Elle mit quelques secondes supplémentaires à répondre, observant en silence la brune monter sur son étalon et attendre un signe de sa part. Visiblement elle n'avait pas envie de parler des quelques jours qui venaient de s'écouler et comptait ignorer totalement le sujet.
- Bien, décida-t-elle à haute voix.
Si c'était là la volonté de sa Reine, qui était-elle pour la contrarier ? Imitant Regina la jeune femme se saisit des rênes de son cheval pour y monter, lui faisant signe de la suivre sans regarder si elle obéissait tandis qu'elle sortait des écuries. Elle eut un sourire en entendant le bruit des sabots derrière elle, choisissant de ne plus prononcer le moindre mot avant d'être arrivée à destination.
Elle avait découvert la clairière lors de ses désormais habituelles promenades matinales avec Ruby, impressionnée par le spectacle qui s'y déroulait et ne manquait jamais de l'émerveiller. Aujourd'hui elle espérait pouvoir partager l'expérience avec la sorcière qui portait pour l'instant un air troublé sur le visage. L'obscurité de la nuit semblait s'accrocher à elle en un manteau de tristesse qu'elle s'était fait une mission d'anéantir.
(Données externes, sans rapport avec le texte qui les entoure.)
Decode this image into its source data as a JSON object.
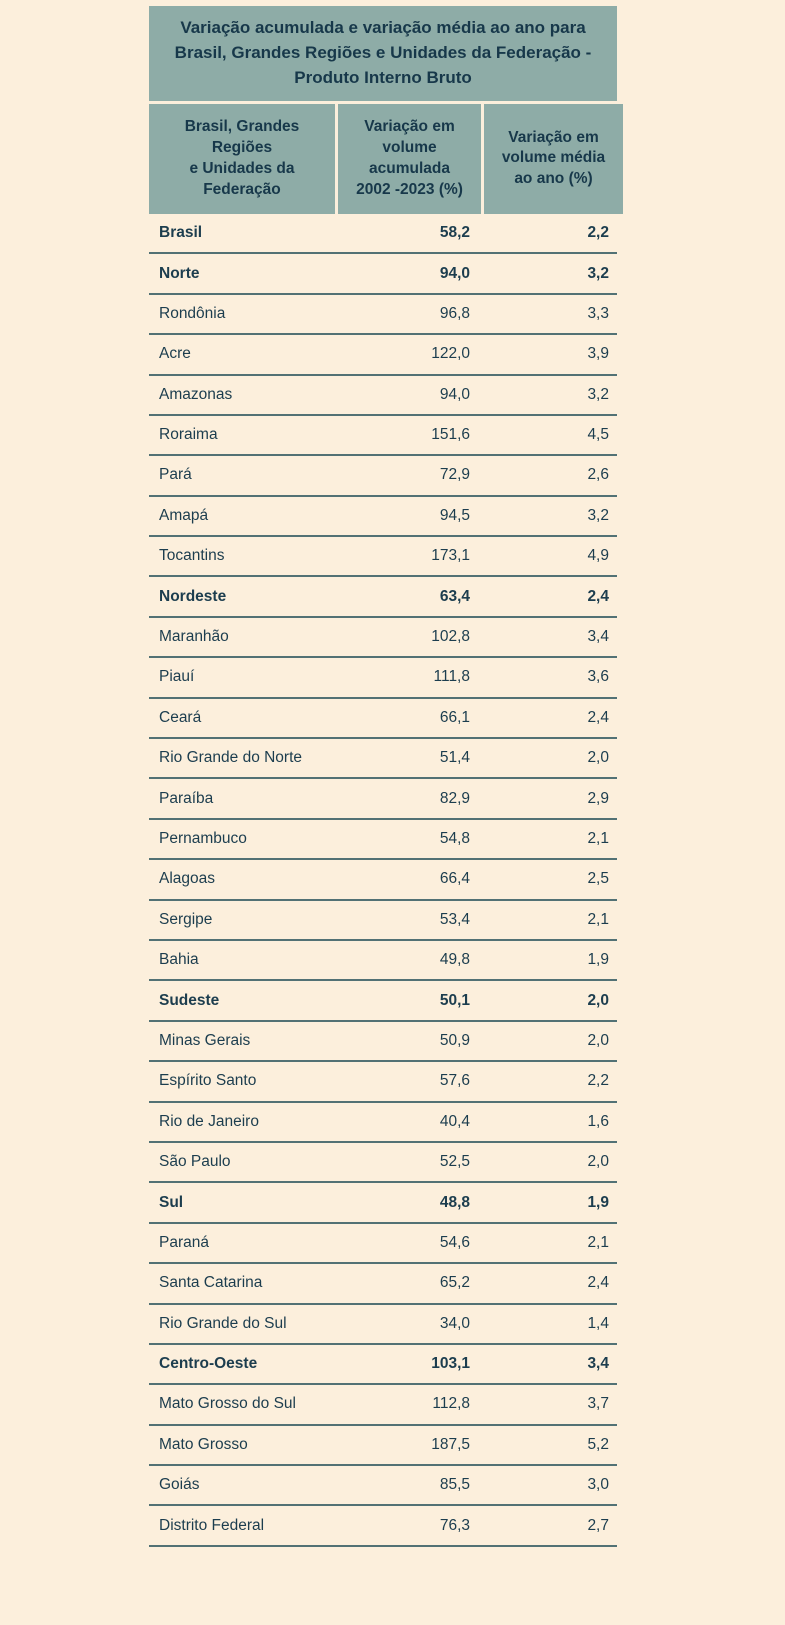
{
  "page": {
    "background_color": "#fcefdc",
    "accent_teal": "#8eaca7",
    "ink_color": "#1c3d4e",
    "separator_color": "#527174"
  },
  "header": {
    "title": "Variação acumulada e variação média ao ano para Brasil, Grandes Regiões e Unidades da Federação - Produto Interno Bruto",
    "col1": "Brasil, Grandes\nRegiões\ne Unidades da\nFederação",
    "col2": "Variação em\nvolume\nacumulada\n2002 -2023 (%)",
    "col3": "Variação em\nvolume média\nao ano (%)"
  },
  "chart_data": {
    "type": "table",
    "title": "Variação acumulada e variação média ao ano para Brasil, Grandes Regiões e Unidades da Federação - Produto Interno Bruto",
    "columns": [
      "Brasil, Grandes Regiões e Unidades da Federação",
      "Variação em volume acumulada 2002 -2023 (%)",
      "Variação em volume média ao ano (%)"
    ],
    "rows": [
      {
        "label": "Brasil",
        "acumulada": "58,2",
        "media": "2,2",
        "bold": true
      },
      {
        "label": "Norte",
        "acumulada": "94,0",
        "media": "3,2",
        "bold": true
      },
      {
        "label": "Rondônia",
        "acumulada": "96,8",
        "media": "3,3",
        "bold": false
      },
      {
        "label": "Acre",
        "acumulada": "122,0",
        "media": "3,9",
        "bold": false
      },
      {
        "label": "Amazonas",
        "acumulada": "94,0",
        "media": "3,2",
        "bold": false
      },
      {
        "label": "Roraima",
        "acumulada": "151,6",
        "media": "4,5",
        "bold": false
      },
      {
        "label": "Pará",
        "acumulada": "72,9",
        "media": "2,6",
        "bold": false
      },
      {
        "label": "Amapá",
        "acumulada": "94,5",
        "media": "3,2",
        "bold": false
      },
      {
        "label": "Tocantins",
        "acumulada": "173,1",
        "media": "4,9",
        "bold": false
      },
      {
        "label": "Nordeste",
        "acumulada": "63,4",
        "media": "2,4",
        "bold": true
      },
      {
        "label": "Maranhão",
        "acumulada": "102,8",
        "media": "3,4",
        "bold": false
      },
      {
        "label": "Piauí",
        "acumulada": "111,8",
        "media": "3,6",
        "bold": false
      },
      {
        "label": "Ceará",
        "acumulada": "66,1",
        "media": "2,4",
        "bold": false
      },
      {
        "label": "Rio Grande do Norte",
        "acumulada": "51,4",
        "media": "2,0",
        "bold": false
      },
      {
        "label": "Paraíba",
        "acumulada": "82,9",
        "media": "2,9",
        "bold": false
      },
      {
        "label": "Pernambuco",
        "acumulada": "54,8",
        "media": "2,1",
        "bold": false
      },
      {
        "label": "Alagoas",
        "acumulada": "66,4",
        "media": "2,5",
        "bold": false
      },
      {
        "label": "Sergipe",
        "acumulada": "53,4",
        "media": "2,1",
        "bold": false
      },
      {
        "label": "Bahia",
        "acumulada": "49,8",
        "media": "1,9",
        "bold": false
      },
      {
        "label": "Sudeste",
        "acumulada": "50,1",
        "media": "2,0",
        "bold": true
      },
      {
        "label": "Minas Gerais",
        "acumulada": "50,9",
        "media": "2,0",
        "bold": false
      },
      {
        "label": "Espírito Santo",
        "acumulada": "57,6",
        "media": "2,2",
        "bold": false
      },
      {
        "label": "Rio de Janeiro",
        "acumulada": "40,4",
        "media": "1,6",
        "bold": false
      },
      {
        "label": "São Paulo",
        "acumulada": "52,5",
        "media": "2,0",
        "bold": false
      },
      {
        "label": "Sul",
        "acumulada": "48,8",
        "media": "1,9",
        "bold": true
      },
      {
        "label": "Paraná",
        "acumulada": "54,6",
        "media": "2,1",
        "bold": false
      },
      {
        "label": "Santa Catarina",
        "acumulada": "65,2",
        "media": "2,4",
        "bold": false
      },
      {
        "label": "Rio Grande do Sul",
        "acumulada": "34,0",
        "media": "1,4",
        "bold": false
      },
      {
        "label": "Centro-Oeste",
        "acumulada": "103,1",
        "media": "3,4",
        "bold": true
      },
      {
        "label": "Mato Grosso do Sul",
        "acumulada": "112,8",
        "media": "3,7",
        "bold": false
      },
      {
        "label": "Mato Grosso",
        "acumulada": "187,5",
        "media": "5,2",
        "bold": false
      },
      {
        "label": "Goiás",
        "acumulada": "85,5",
        "media": "3,0",
        "bold": false
      },
      {
        "label": "Distrito Federal",
        "acumulada": "76,3",
        "media": "2,7",
        "bold": false
      }
    ]
  }
}
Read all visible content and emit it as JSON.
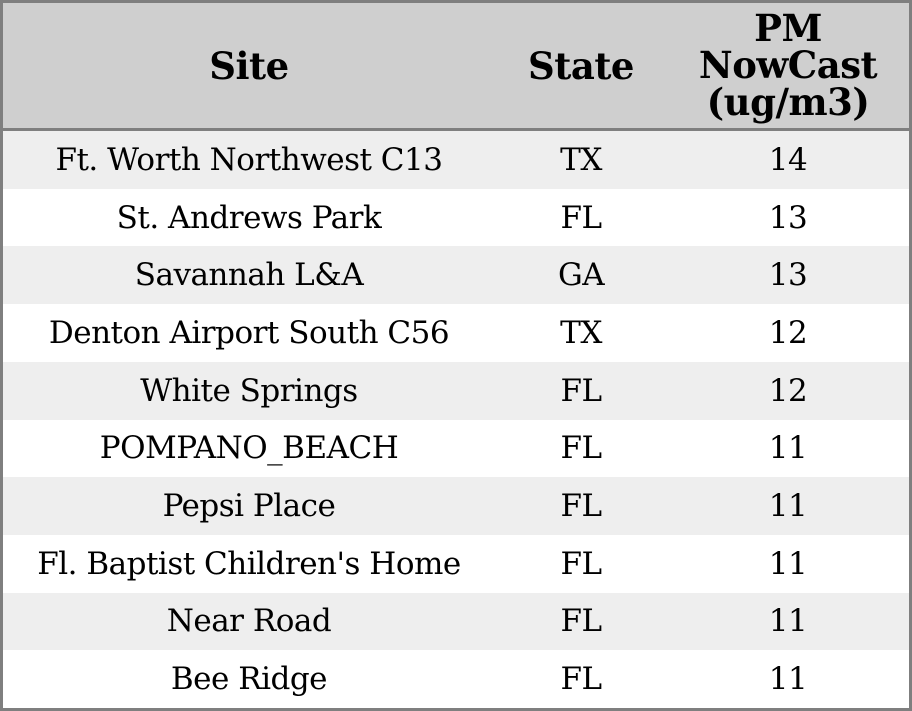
{
  "chart_data": {
    "type": "table",
    "columns": [
      "Site",
      "State",
      "PM NowCast (ug/m3)"
    ],
    "pm_header_lines": [
      "PM",
      "NowCast",
      "(ug/m3)"
    ],
    "rows": [
      {
        "site": "Ft. Worth Northwest C13",
        "state": "TX",
        "pm_nowcast": "14"
      },
      {
        "site": "St. Andrews Park",
        "state": "FL",
        "pm_nowcast": "13"
      },
      {
        "site": "Savannah L&A",
        "state": "GA",
        "pm_nowcast": "13"
      },
      {
        "site": "Denton Airport South C56",
        "state": "TX",
        "pm_nowcast": "12"
      },
      {
        "site": "White Springs",
        "state": "FL",
        "pm_nowcast": "12"
      },
      {
        "site": "POMPANO_BEACH",
        "state": "FL",
        "pm_nowcast": "11"
      },
      {
        "site": "Pepsi Place",
        "state": "FL",
        "pm_nowcast": "11"
      },
      {
        "site": "Fl. Baptist Children's Home",
        "state": "FL",
        "pm_nowcast": "11"
      },
      {
        "site": "Near Road",
        "state": "FL",
        "pm_nowcast": "11"
      },
      {
        "site": "Bee Ridge",
        "state": "FL",
        "pm_nowcast": "11"
      }
    ]
  },
  "colors": {
    "header_bg": "#cfcfcf",
    "border": "#7f7f7f",
    "row_alt_bg": "#eeeeee",
    "row_bg": "#ffffff",
    "text": "#000000"
  }
}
La Princesse se redressa, serrant les dents pour s'empêcher de penser une seconde de plus à ce qui devait ronger la brune et préféra arrêter son cheval.
- Il va falloir descendre Majesté, ils ne sont pas très fans des autres bêtes.
- Qui ça ils ?
La Reine qui la dominait depuis toute la hauteur de l'étalon sur lequel elle était toujours assise avait l'air encore plus majestueux que d'habitude et elle dut avaler à plusieurs reprises sa salive avant de pouvoir formuler une réponse.
- Vous me faites confiance ? re-demanda-t-elle avec un sourire en s'approchant d'elle pour lui offrir son aide pour descendre de l'animal.
Elle n'en avait certainement pas besoin mais la blonde fut ravie qu'elle accepte avec un signe de tête, tenant un instant de plus que nécessaire la taille soulignée par une ceinture en cuir avant de s'emparer de sa main pour l'entraîner à sa suite.
- Emma, je...
- Chut, ne les effrayez pas.
La main de la brune serra brièvement la sienne en guise d'avertissement et elle était prête à parier qu'elle allait recevoir une remontrance quand le premier rayon de soleil traversa l'écran des hautes branches des arbres qui bordaient la clairière. Elle eut un sourire quand elle la sentit se figer à ses côtés, le souffle coupé par le spectacle. Elle qui avait toujours préféré les couchers de soleil avait découvert ici la beauté de l'aurore, à l'heure où le monde semblait lui appartenir, la nature se réveillant quand tous les autres dormaient encore sans savoir ce qu'ils rataient.
Mais pour une fois ce n'était pas le paysage qui la fascinait et elle avait gardé les yeux rivés sur le profil parfait de la Reine qui semblait absorbée par ce qu'elle découvrait. La lumière naissante illuminait son visage, chassant la noirceur qui avait terni l'éclat particulier de son teint, le soleil rasant creusant un peu plus l'ombre de la cicatrice qui barrait sa lèvre et elle dut se mordre la joue pour ne pas la complimenter une nouvelle fois.
- Oh ...
L'exclamation qui échappa à la sorcière la fit se détourner d'elle pour observer ce qu'elle venait d'apercevoir. C'était Ruby qui avait découvert le cerf la première mais c'était elle qui avait osé s'en approcher. L'animal n'avait rien à voir avec ceux qu'elle avait vus accrochés aux murs de la salle de repos dans le château de ses parents. Ses bois étaient aussi imposants que son immense corps beige et s'il n'avait jamais manifesté la moindre agressivité envers elle, elle ne doutait pas une seconde de ses capacités à tuer un être humain. Non loin de lui une biche surveillait de près un faon pas plus grand qu'un mètre dont les pattes élancées ne semblaient toujours pas sûres d'elles.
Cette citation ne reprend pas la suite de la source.